Members of the Save South Tyneside Hospital Campaign (SSTHC) claim the first phase of the consultation on clinical reviews at the Harton Lane site in South Shields, is likely to start next month.
The reviews are part of the Sustainability and Transformation Plan (STP) by the Government to find £900 million in annual cuts to the social and health care budgets of hospitals in Northumbria, Tyne & Wear and North Durham, by 2021.
A spokesperson for the NHS in South Tyneside has confirmed the first areas of care to be reviewed are stroke, maternity, gynaecology and orthopaedics and a full consultation is expected to commence in the coming weeks.
They say future proposals for significant changes would always require a separate formal consultation under the Health and Social Care Act.
Roger Nettleship, chairman of the SSTHC, is now urging people to speak up.
He said: “Now is the time to defend our hospitals and our NHS.
“Although we don’t know exactly when, once the consultation starts we want everyone in South Tyneside and Sunderland to get involved in giving their views.
“We include clinical staff at the hospitals who have a statutory right to speak out in such consultations to safeguard the future of our NHS.
“We also encourage everyone to attend our SSTHC public meetings during the consultation which we will be holding in South Tyneside and Sunderland once consultation starts.”

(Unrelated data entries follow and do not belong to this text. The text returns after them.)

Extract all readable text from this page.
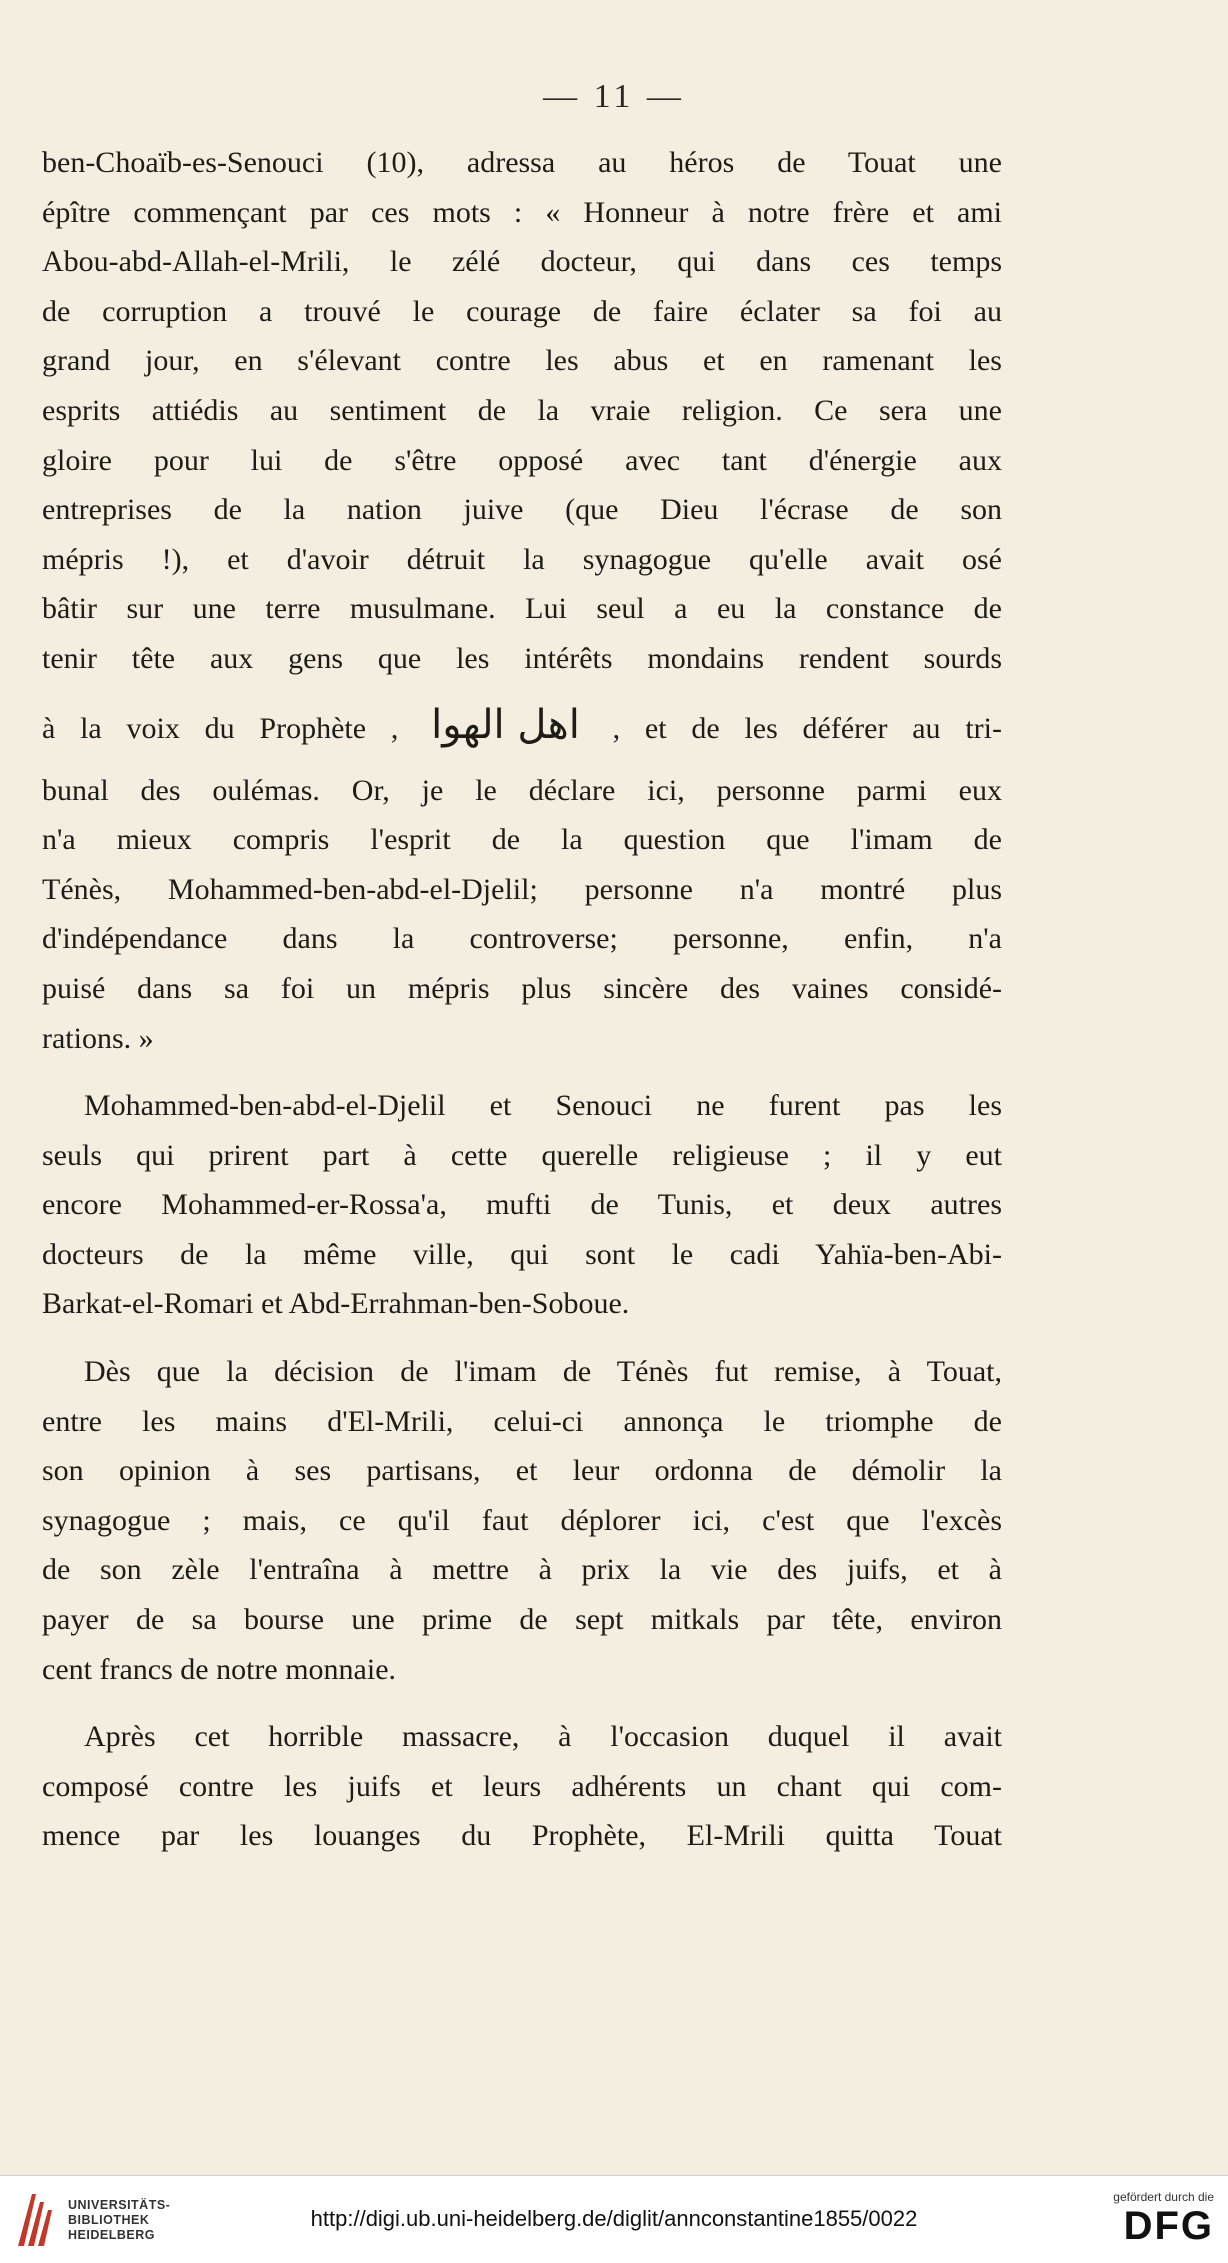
— 11 —
ben-Choaïb-es-Senouci (10), adressa au héros de Touat une
épître commençant par ces mots : « Honneur à notre frère et ami
Abou-abd-Allah-el-Mrili, le zélé docteur, qui dans ces temps
de corruption a trouvé le courage de faire éclater sa foi au
grand jour, en s'élevant contre les abus et en ramenant les
esprits attiédis au sentiment de la vraie religion. Ce sera une
gloire pour lui de s'être opposé avec tant d'énergie aux
entreprises de la nation juive (que Dieu l'écrase de son
mépris !), et d'avoir détruit la synagogue qu'elle avait osé
bâtir sur une terre musulmane. Lui seul a eu la constance de
tenir tête aux gens que les intérêts mondains rendent sourds
à la voix du Prophète , اهل الهوا , et de les déférer au tri-
bunal des oulémas. Or, je le déclare ici, personne parmi eux
n'a mieux compris l'esprit de la question que l'imam de
Ténès, Mohammed-ben-abd-el-Djelil; personne n'a montré plus
d'indépendance dans la controverse; personne, enfin, n'a
puisé dans sa foi un mépris plus sincère des vaines considé-
rations. »
Mohammed-ben-abd-el-Djelil et Senouci ne furent pas les
seuls qui prirent part à cette querelle religieuse ; il y eut
encore Mohammed-er-Rossa'a, mufti de Tunis, et deux autres
docteurs de la même ville, qui sont le cadi Yahïa-ben-Abi-
Barkat-el-Romari et Abd-Errahman-ben-Soboue.
Dès que la décision de l'imam de Ténès fut remise, à Touat,
entre les mains d'El-Mrili, celui-ci annonça le triomphe de
son opinion à ses partisans, et leur ordonna de démolir la
synagogue ; mais, ce qu'il faut déplorer ici, c'est que l'excès
de son zèle l'entraîna à mettre à prix la vie des juifs, et à
payer de sa bourse une prime de sept mitkals par tête, environ
cent francs de notre monnaie.
Après cet horrible massacre, à l'occasion duquel il avait
composé contre les juifs et leurs adhérents un chant qui com-
mence par les louanges du Prophète, El-Mrili quitta Touat
UNIVERSITÄTS-
BIBLIOTHEK
HEIDELBERG
http://digi.ub.uni-heidelberg.de/diglit/annconstantine1855/0022
gefördert durch die
DFG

Critics – including South Shields MP Emma Lewell-Buck – say the draft STP, is not transparent enough.
There are already fears for the borough’s services following an alliance with the City Hospitals Sunderland Foundation Trust – which created the South Tyneside and Sunderland Healthcare Group – last year.
The SSTHC believes the hospital in Harton Lane, South Shields, could become a ‘cottage hospital’ if acute services are transferred to Wearside.

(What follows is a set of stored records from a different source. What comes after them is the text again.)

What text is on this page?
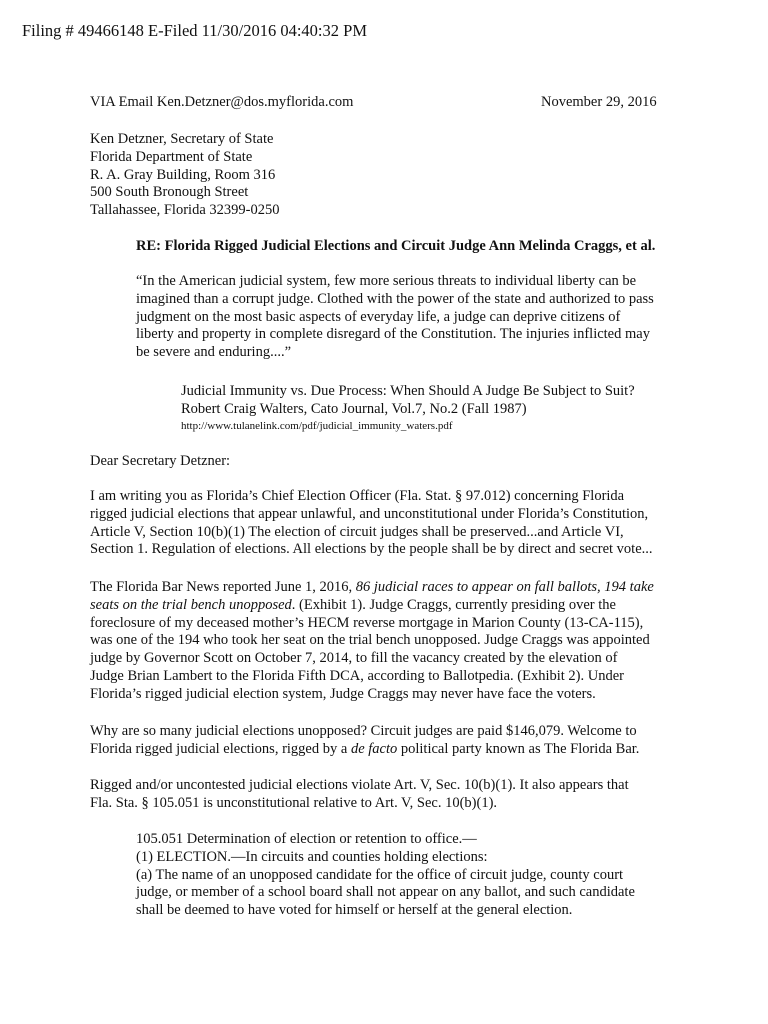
Filing # 49466148 E-Filed 11/30/2016 04:40:32 PM
VIA Email Ken.Detzner@dos.myflorida.com	November 29, 2016
Ken Detzner, Secretary of State
Florida Department of State
R. A. Gray Building, Room 316
500 South Bronough Street
Tallahassee, Florida 32399-0250
RE: Florida Rigged Judicial Elections and Circuit Judge Ann Melinda Craggs, et al.
“In the American judicial system, few more serious threats to individual liberty can be
imagined than a corrupt judge. Clothed with the power of the state and authorized to pass
judgment on the most basic aspects of everyday life, a judge can deprive citizens of
liberty and property in complete disregard of the Constitution. The injuries inflicted may
be severe and enduring....”
Judicial Immunity vs. Due Process: When Should A Judge Be Subject to Suit?
Robert Craig Walters, Cato Journal, Vol.7, No.2 (Fall 1987)
http://www.tulanelink.com/pdf/judicial_immunity_waters.pdf
Dear Secretary Detzner:
I am writing you as Florida’s Chief Election Officer (Fla. Stat. § 97.012) concerning Florida
rigged judicial elections that appear unlawful, and unconstitutional under Florida’s Constitution,
Article V, Section 10(b)(1) The election of circuit judges shall be preserved...and Article VI,
Section 1. Regulation of elections. All elections by the people shall be by direct and secret vote...
The Florida Bar News reported June 1, 2016, 86 judicial races to appear on fall ballots, 194 take
seats on the trial bench unopposed. (Exhibit 1). Judge Craggs, currently presiding over the
foreclosure of my deceased mother’s HECM reverse mortgage in Marion County (13-CA-115),
was one of the 194 who took her seat on the trial bench unopposed. Judge Craggs was appointed
judge by Governor Scott on October 7, 2014, to fill the vacancy created by the elevation of
Judge Brian Lambert to the Florida Fifth DCA, according to Ballotpedia. (Exhibit 2). Under
Florida’s rigged judicial election system, Judge Craggs may never have face the voters.
Why are so many judicial elections unopposed? Circuit judges are paid $146,079. Welcome to
Florida rigged judicial elections, rigged by a de facto political party known as The Florida Bar.
Rigged and/or uncontested judicial elections violate Art. V, Sec. 10(b)(1). It also appears that
Fla. Sta. § 105.051 is unconstitutional relative to Art. V, Sec. 10(b)(1).
105.051 Determination of election or retention to office.—
(1) ELECTION.—In circuits and counties holding elections:
(a) The name of an unopposed candidate for the office of circuit judge, county court
judge, or member of a school board shall not appear on any ballot, and such candidate
shall be deemed to have voted for himself or herself at the general election.
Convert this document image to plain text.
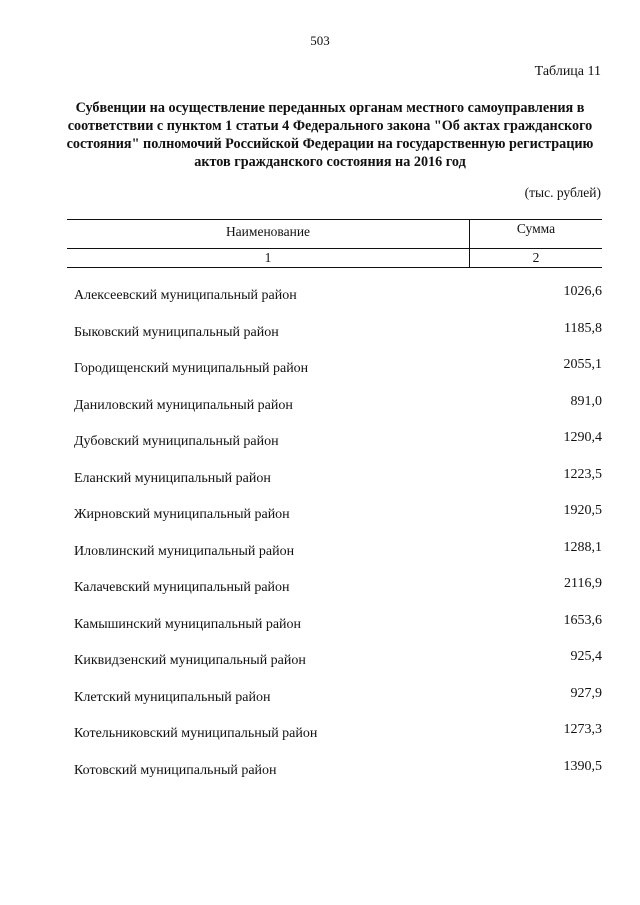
503
Таблица 11
Субвенции на осуществление переданных органам местного самоуправления в соответствии с пунктом 1 статьи 4 Федерального закона "Об актах гражданского состояния" полномочий Российской Федерации на государственную регистрацию актов гражданского состояния на 2016 год
(тыс. рублей)
Наименование	Сумма
1	2
Алексеевский муниципальный район	1026,6
Быковский муниципальный район	1185,8
Городищенский муниципальный район	2055,1
Даниловский муниципальный район	891,0
Дубовский муниципальный район	1290,4
Еланский муниципальный район	1223,5
Жирновский муниципальный район	1920,5
Иловлинский муниципальный район	1288,1
Калачевский муниципальный район	2116,9
Камышинский муниципальный район	1653,6
Киквидзенский муниципальный район	925,4
Клетский муниципальный район	927,9
Котельниковский муниципальный район	1273,3
Котовский муниципальный район	1390,5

The NHS in South Tyneside spokesperson said: “NHS organisations in South Tyneside and Sunderland are working together to secure the future of local services through the Path to Excellence programme. The first areas of care to be reviewed will be stroke, maternity, gynaecology and orthopaedics.
“At this stage, we are working to develop a range of different scenarios for the future, and we expect to commence a full consultation on these in the coming weeks. The dates for consultation events have not yet been set, but they do not depend on the STP, which is a wider process across the region.”